Mayoral candidate Michael Góngora says it’s not him, despite the fact that one of the groups paying for attack ads is connected to his mother and his former campaign manager.
Góngora has also been the target of nasty mailers, but tracing who’s behind those has proven difficult. A Kentucky company is listed in state records as the main funder of those ads, but a lawyer for the company says that’s absolutely not true.
The result of all this shadiness: When voters go to the polls to select a new mayor and three new commissioners on Nov. 5, they can’t be sure which candidates are supported by which businesses, industries, lawyers, lobbyists, developers or factions.
Attack ads are nothing new when it comes to politics. More and more, the groups that pay for these ads are not the candidates themselves, but third-party entities such as electioneering communication organizations, or ECOs. These ECOs provide a way around Miami Beach’s campaign finance laws, which are some of the strictest in the county.
The city prohibits lobbyists, real estate developers and city vendors from contributing “directly or indirectly to a candidate, or to the campaign committee of a candidate.
However, according to state laws regulating ECOs, “an expenditure made for, or in furtherance of, an electioneering communication is not considered a contribution to or on behalf of any candidate.”

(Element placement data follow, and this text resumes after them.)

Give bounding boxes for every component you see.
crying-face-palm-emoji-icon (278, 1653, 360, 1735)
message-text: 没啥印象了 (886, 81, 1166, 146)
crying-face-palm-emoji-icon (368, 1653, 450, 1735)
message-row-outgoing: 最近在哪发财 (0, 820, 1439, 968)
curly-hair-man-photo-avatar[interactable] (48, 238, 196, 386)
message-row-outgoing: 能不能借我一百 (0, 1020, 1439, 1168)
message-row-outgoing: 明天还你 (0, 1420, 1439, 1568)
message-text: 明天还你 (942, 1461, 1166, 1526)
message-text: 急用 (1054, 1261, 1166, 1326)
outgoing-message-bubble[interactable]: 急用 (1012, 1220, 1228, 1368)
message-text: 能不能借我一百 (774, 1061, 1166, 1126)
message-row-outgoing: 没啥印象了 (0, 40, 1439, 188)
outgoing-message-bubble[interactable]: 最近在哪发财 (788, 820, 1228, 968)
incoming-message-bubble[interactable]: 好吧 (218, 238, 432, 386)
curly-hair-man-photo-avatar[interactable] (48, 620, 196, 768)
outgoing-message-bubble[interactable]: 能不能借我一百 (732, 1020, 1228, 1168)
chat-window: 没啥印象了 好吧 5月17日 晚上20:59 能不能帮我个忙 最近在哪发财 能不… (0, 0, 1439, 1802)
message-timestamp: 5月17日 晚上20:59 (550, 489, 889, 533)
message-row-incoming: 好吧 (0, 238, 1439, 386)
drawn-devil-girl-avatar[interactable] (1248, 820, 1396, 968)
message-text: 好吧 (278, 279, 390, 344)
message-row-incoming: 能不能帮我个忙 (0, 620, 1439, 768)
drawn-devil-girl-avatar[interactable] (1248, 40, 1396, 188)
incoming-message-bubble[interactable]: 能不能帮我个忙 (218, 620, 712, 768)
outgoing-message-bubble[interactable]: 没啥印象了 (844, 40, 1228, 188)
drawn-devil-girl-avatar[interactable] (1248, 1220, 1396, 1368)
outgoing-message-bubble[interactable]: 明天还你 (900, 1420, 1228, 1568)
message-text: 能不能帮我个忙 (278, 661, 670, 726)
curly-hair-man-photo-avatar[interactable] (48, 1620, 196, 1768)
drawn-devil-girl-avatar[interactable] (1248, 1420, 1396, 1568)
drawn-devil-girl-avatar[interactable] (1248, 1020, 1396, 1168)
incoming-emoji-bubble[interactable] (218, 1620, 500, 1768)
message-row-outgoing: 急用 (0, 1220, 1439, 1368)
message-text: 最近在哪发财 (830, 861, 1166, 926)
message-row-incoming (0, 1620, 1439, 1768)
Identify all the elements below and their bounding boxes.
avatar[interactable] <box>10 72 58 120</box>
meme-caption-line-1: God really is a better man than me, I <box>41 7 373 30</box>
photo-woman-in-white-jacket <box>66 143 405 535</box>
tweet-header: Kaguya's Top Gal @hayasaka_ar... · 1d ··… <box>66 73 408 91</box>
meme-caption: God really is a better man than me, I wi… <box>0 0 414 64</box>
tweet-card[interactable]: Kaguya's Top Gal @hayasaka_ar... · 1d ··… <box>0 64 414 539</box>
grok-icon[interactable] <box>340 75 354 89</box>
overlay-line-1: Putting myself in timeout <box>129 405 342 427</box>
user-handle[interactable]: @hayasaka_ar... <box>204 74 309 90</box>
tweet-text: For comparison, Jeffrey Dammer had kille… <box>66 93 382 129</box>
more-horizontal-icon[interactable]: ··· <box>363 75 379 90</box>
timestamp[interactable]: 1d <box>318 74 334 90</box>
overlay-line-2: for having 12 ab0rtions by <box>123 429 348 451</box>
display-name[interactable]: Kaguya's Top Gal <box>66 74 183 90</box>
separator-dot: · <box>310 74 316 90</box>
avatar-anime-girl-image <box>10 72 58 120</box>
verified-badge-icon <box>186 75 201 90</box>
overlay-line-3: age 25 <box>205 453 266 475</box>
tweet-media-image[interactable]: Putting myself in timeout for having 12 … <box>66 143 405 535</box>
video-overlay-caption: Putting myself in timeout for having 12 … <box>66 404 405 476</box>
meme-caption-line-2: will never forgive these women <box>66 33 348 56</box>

Two electioneering organizations have been particularly active in the Miami Beach mayoral race, where Góngora, businessman Philip Levine and entertainer Steve Berke are competing for the seat.
One of the ECOs is called Citizens for Fiscal Responsibility. It has taken aim at Levine.
Citizens for Fiscal Responsibility is registered to Góngora’s former campaign manager, according to state records. The ECO has raised all of its money — $27,160 — from a business in Nevada, according to its finance reports.
The Nevada business, the Women’s Leadership Conference, listed Góngora’s mother as the registered agent, until recently. The president, director, treasurer and secretary of the Nevada company were all listed as Randy Hilliard, Góngora’s former campaign manager.
Because it’s a private company, there’s no telling where the Women’s Leadership Conference came up with all the money it donated to the Florida ECO. Sandra Millard Page, Góngora’s mother, did not return multiple calls for comment. Neither did Hilliard.
Góngora’s opponents say the Nevada corporation is a front to funnel campaign contributions to Citizens for Fiscal Responsibility, without having to reveal who the donors are.
“Talk about a shell game and hiding the money,” said election lawyer J.C. Planas, who is working with the Levine campaign.
Góngora says that’s not true and he has no affiliation to the outside entities.
Góngora also has been on the receiving end of negative campaign mailers. The ECO responsible for those ads is called Citizens United For Truth. According to finance reports filed in Florida, $150,000 out of $170,000 raised by Citizens United for Truth was donated by a company called Serpentine Holdings, which is in Kentucky.